Tubuhnya terguncang seiring dengan kucuran keringat yang mengalir deras, terproduksi dari permukaan sel-sel kulitnya saat ini. AC semakin menghembuskan udara dingin ke arahnya, namun tetap saja tak menghilangkan getaran ketakutan yang ada di tubuhnya.
Drrttt ... drrt ...
Ponsel miliknya sudah bergetar di atas nakas, menampilkan nyala cahaya latar yang berkedip-kedip. Lantas gadis itu menyisipkan jarinya ke dalam helaian rambut tebal miliknya. Menarik dan menyisirnya sebentar, lantas mengambil ponsel miliknya.
Terlihat satu nama kontak yang tertampilkan. Mama.
Ibu jarinya bergerak ke kanan, menggeser ikon hijau dan menempelkan benda pipih itu ke telinga kirinya.
“Halo, Ma ... ada apa?” tanyanya sambil bangkit dari pembaringannya.
Sreeekkk!
Dibukanya gorden yang menghalangi cahaya untuk masuk ke dalam ruangannya itu saat ini.
“Kamu di mana? Jadi mau ke Indonesia, Jora?” tanya sang Ibu yang memiliki suara menenangkan itu.
Panggilan yang disematkan sang Ibu selalu disebut oleh wanita itu sendiri.
“Iya, Ma ... Jora jadi dong ke Bandungnya, Mama jangan suruh Jora untuk stay di sini ....”
Sejenak suasana menjadi hening. Kejora atau yang biasa dipanggil Jora oleh sang ibu itu bersedekap, berdiri mengahadap keluar jendela dan menatap sinar matahari yang lembut saat ini. Dia selalu mengagumi matahari yang tengah menampakkan dirinya di balik awan-awan putih musim salju saat ini.
“Ya sudah, Mama tak bisa juga menahan kamu di sini. Asal kamu baik-baik di sana ya?” pesan sang ibu yang mengkhawatirkan anak gadis satu-satunya itu.
Sedikit banyaknya mereka saling bertukar pesan sebelum berpisah.
Kejora sendiri sudah mengakhiri panggilannya dengan sang ibu.
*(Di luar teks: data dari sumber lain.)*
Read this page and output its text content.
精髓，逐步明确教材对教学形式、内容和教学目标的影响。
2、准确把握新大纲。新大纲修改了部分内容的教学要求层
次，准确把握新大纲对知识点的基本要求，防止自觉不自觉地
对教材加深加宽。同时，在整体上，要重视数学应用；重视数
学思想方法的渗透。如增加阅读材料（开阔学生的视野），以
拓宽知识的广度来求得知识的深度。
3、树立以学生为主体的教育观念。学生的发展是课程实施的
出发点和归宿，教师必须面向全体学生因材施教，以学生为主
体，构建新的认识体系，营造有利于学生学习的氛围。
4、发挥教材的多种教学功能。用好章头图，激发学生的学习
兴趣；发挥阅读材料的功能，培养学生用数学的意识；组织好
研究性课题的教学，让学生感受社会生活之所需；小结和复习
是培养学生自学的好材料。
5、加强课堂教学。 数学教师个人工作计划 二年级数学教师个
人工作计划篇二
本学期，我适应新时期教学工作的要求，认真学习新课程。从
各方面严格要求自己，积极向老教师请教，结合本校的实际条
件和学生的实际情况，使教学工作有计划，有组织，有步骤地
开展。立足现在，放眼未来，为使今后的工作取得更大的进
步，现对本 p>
Dia sudah merapikan seluruh pakaian dan keperluannya untuk pindah ke Indonesia kembali. Terlahir dari keturunan Nusantara namun tinggal di Belanda selama masa hidupnya. Beberapa kali mengunjungi negara asalnya, dia memutuskan untuk tinggal di sana.
Dia menatap satu skripsinya yang sangat dia banggakan. Bagaimana dia berjuang untuk mendapatkan gelar sarjana yang tak mudah di negara Eropa ini. tangannya mengusap sampul skripsi miliknya, menatap lamat-lamat judulnya dan segera memasukkannya ke dalam koper.
Suara musik mengalun merdu memenuhi ruangan flat kecil miliknya. Lagu dari band terkenal legendaris Simple Plan yang menyanyikan Welcome to My Life, yang menggambarkan suasana hatinya.
Bahkan dia ikut bernyanyi sambil terus packing sebelum benar-benar pergi dari tempat yang nyaman ini.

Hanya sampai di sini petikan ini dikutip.